Bei dem Spiel 'House-Card-Poker' erhält jeder Spieler und der Spielleiter 5 Karten, davon jeweils eine offen. Die Spieler können sich dann gegenseitig beraten und wenn sie wollen noch eine Karte dazu erwerben. Dann entscheiden sie sich, ob sie mitgehen oder nicht. Bei diesem Spiel hängt also Gewinn und Verlust nicht ausschließlich oder überwiegend vom Zufall ab, sondern (auch) von einer genauen Beobachtung durch den Spieler."
Rechtlich ging die belangte Behörde davon aus, das Anbieten dieser Kartenspiele diene der Unterhaltung und Erbauung der Besucher und Teilnehmer und sei daher als Veranstaltung im Sinne des Tiroler Veranstaltungsgesetzes 2003 zu werten. Es habe sich auch um eine öffentliche Veranstaltung gehandelt. Die Voraussetzung eines erlaubten Spiels nach § 19 Abs. 1 lit. c Tiroler Veranstaltungsgesetz 2003, "sofern nicht um geringe Beträge gespielt wird", wurde beim festgestellten Spiel am 22. Februar 2004 verneint, beim Spiel vom 28. März 2004 aber bejaht, weshalb es diesbezüglich (Spruchpunkt 2 des Straferkenntnisses bzw. Spruchpunkt II des angefochtenen Bescheides) zu einer Verfahrenseinstellung kam.

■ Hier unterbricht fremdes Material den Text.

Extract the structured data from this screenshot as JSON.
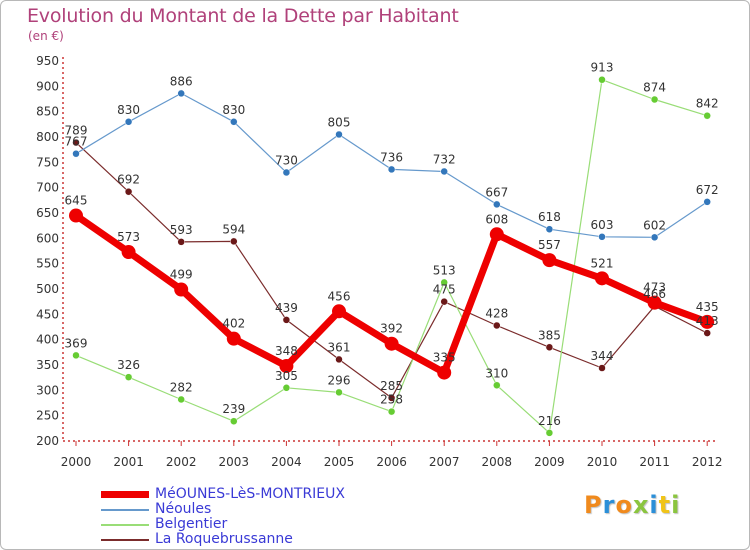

Im Hinblick auf die Einsatzhöhe von EUR 5,-- und die Gewinnchance von jeweils EUR 200,-- sei bei dem Spiel vom 22. Februar 2004 nicht von einem "geringen Betrag" auszugehen gewesen und liege daher ein verbotenes Spiel vor.

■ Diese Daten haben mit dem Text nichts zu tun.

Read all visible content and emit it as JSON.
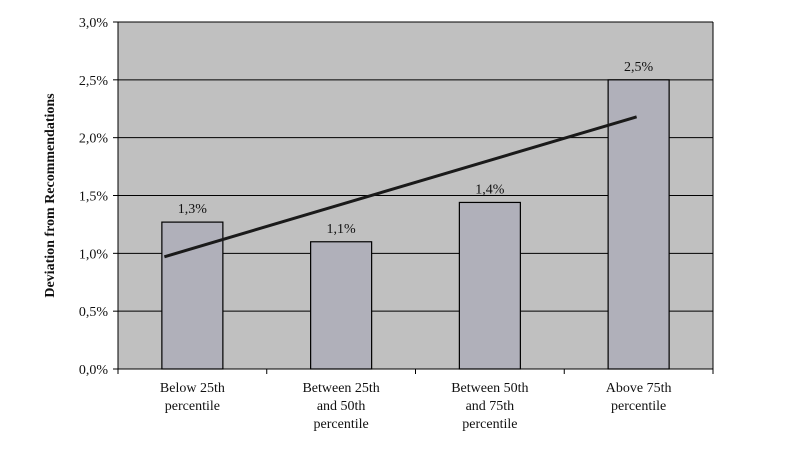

Zur Veranstalterstellung des Beschwerdeführers führte die belangte Behörde aus, F.H. habe eine Gewerbeberechtigung mit dem Wortlaut "Veranstaltung und Organisation von erlaubten Kartenspielen, bei denen der Spielerfolg nicht ausschließlich oder überwiegend vom Zufall abhängig ist, ohne Bankhalter". Hier sei aber mit Bankhalter gespielt worden, weshalb keine Gewerbeberechtigung vorlag, die die veranstalteten Spiele betraf. Strafbar sei nach § 32 Abs. 1 lit. d Tiroler Veranstaltungsgesetz, wer eine Veranstaltung trotz eines Verbotes nach § 19 Abs. 1 leg. cit. durchführt. Das sei derjenige, der nach außen als Veranstalter auftrete oder nach Lage des Falles als solcher anzusehen sei. Das sei insbesondere derjenige, der auch die Möglichkeit habe, das faktische Geschehen in Bezug auf die Durchführung der Veranstaltung zu bestimmen, wie etwa der Inhaber der Betriebsanlage.

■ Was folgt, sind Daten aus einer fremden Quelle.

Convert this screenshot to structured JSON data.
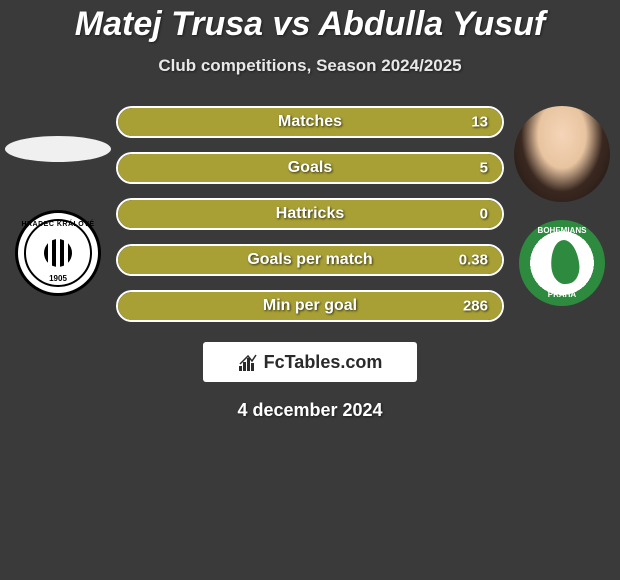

In der Öffentlichkeit sei nicht der Pächter F.H., sondern der Beschwerdeführer als Veranstalter aufgetreten bzw. sei er nach Lage des Falles als solcher anzusehen. Er habe die Tischmieten kassiert und erst am Ende des Monats "auf Vertrauensbasis" mit dem Pächter abgerechnet. Nach detaillierter Darstellung der tatsächlichen Verhältnisse ging die belangte Behörde davon aus, dass der Beschwerdeführer jedenfalls als der tatsächliche Veranstalter anzusehen sei und daher den Tatbestand der vorgeworfenen Verwaltungsübertretung erfüllt habe. Für die Verwirklichung der angelasteten Übertretung reiche Fahrlässigkeit aus.
In der vorliegenden Beschwerde, in der ohne Einschränkung der gesamte Bescheid bekämpft wird, erachtet sich der Beschwerdeführer in seinem Recht verletzt, dass das ihn betreffende Verwaltungsverfahren eingestellt werde, wenn er eine zur Last gelegte Verwaltungsübertretung nachweislich nicht begangen habe. Er begehrt die Aufhebung des angefochtenen Bescheides wegen Rechtswidrigkeit des Inhaltes und wegen Rechtswidrigkeit infolge Verletzung von Verfahrensvorschriften.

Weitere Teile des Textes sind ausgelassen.